Dapper and flirtatious Lord Darlington (Stephen Campbell Moore), who has held a torch for Meg, exploits the scurrilous situation to pursue the young wife for himself.
She rebuffs his advances, unaware of the storm brewing in her marital teacup but soon becomes suspicious about her husband's behaviour.
Meanwhile, ageing millionaire bachelor Tuppy (Tom Wilkinson) becomes besotted with Mrs Erlynne, to the amusement of the locals.
He doesn't care about the woman's scarlet reputation: he accepts and adores her for what he sees.
Simmering tensions come to a boil at Meg's 21st birthday party where Meg finally accepts Robert's infidelity and succumbs to the predatory Lord Darlington.
However, there is more to Mrs Erlynne than meets the eye.
A Good Woman (the original title of Wilde's play) makes glorious use of its breathtaking European locations, accentuated by the period detail recreated by production designer Ben Scott and costume designer John Bloomfield.
Screenwriter Howard Himelstein remains relatively faithful to the original but opens out the play considerably, giving the piece a more international flavour by making the central characters American.

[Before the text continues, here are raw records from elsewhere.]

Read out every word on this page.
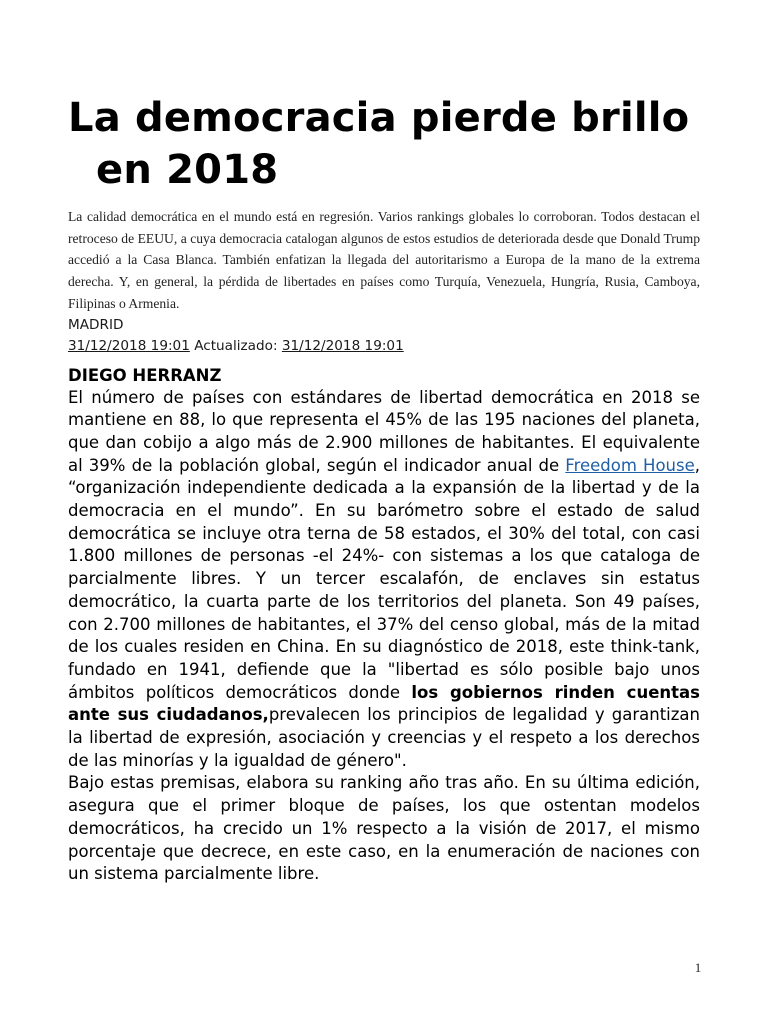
La democracia pierde brillo
en 2018

La calidad democrática en el mundo está en regresión. Varios rankings globales lo corroboran. Todos destacan el retroceso de EEUU, a cuya democracia catalogan algunos de estos estudios de deteriorada desde que Donald Trump accedió a la Casa Blanca. También enfatizan la llegada del autoritarismo a Europa de la mano de la extrema derecha. Y, en general, la pérdida de libertades en países como Turquía, Venezuela, Hungría, Rusia, Camboya, Filipinas o Armenia.

MADRID
31/12/2018 19:01 Actualizado: 31/12/2018 19:01
DIEGO HERRANZ

El número de países con estándares de libertad democrática en 2018 se mantiene en 88, lo que representa el 45% de las 195 naciones del planeta, que dan cobijo a algo más de 2.900 millones de habitantes. El equivalente al 39% de la población global, según el indicador anual de Freedom House, “organización independiente dedicada a la expansión de la libertad y de la democracia en el mundo”. En su barómetro sobre el estado de salud democrática se incluye otra terna de 58 estados, el 30% del total, con casi 1.800 millones de personas -el 24%- con sistemas a los que cataloga de parcialmente libres. Y un tercer escalafón, de enclaves sin estatus democrático, la cuarta parte de los territorios del planeta. Son 49 países, con 2.700 millones de habitantes, el 37% del censo global, más de la mitad de los cuales residen en China. En su diagnóstico de 2018, este think-tank, fundado en 1941, defiende que la "libertad es sólo posible bajo unos ámbitos políticos democráticos donde los gobiernos rinden cuentas ante sus ciudadanos,prevalecen los principios de legalidad y garantizan la libertad de expresión, asociación y creencias y el respeto a los derechos de las minorías y la igualdad de género".

Bajo estas premisas, elabora su ranking año tras año. En su última edición, asegura que el primer bloque de países, los que ostentan modelos democráticos, ha crecido un 1% respecto a la visión de 2017, el mismo porcentaje que decrece, en este caso, en la enumeración de naciones con un sistema parcialmente libre.

1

Wilde's oft-quoted witticisms - "We are all in the gutter but some of us are looking at the stars" - sit more comfortably with the British actors, especially Wilkinson who brings a lovely warmth and charm to his hopeless romantic.
Hunt and Johansson are colder and more reserved in comparison but this works to the film's advantage in the closing scenes when dark family secrets are revealed.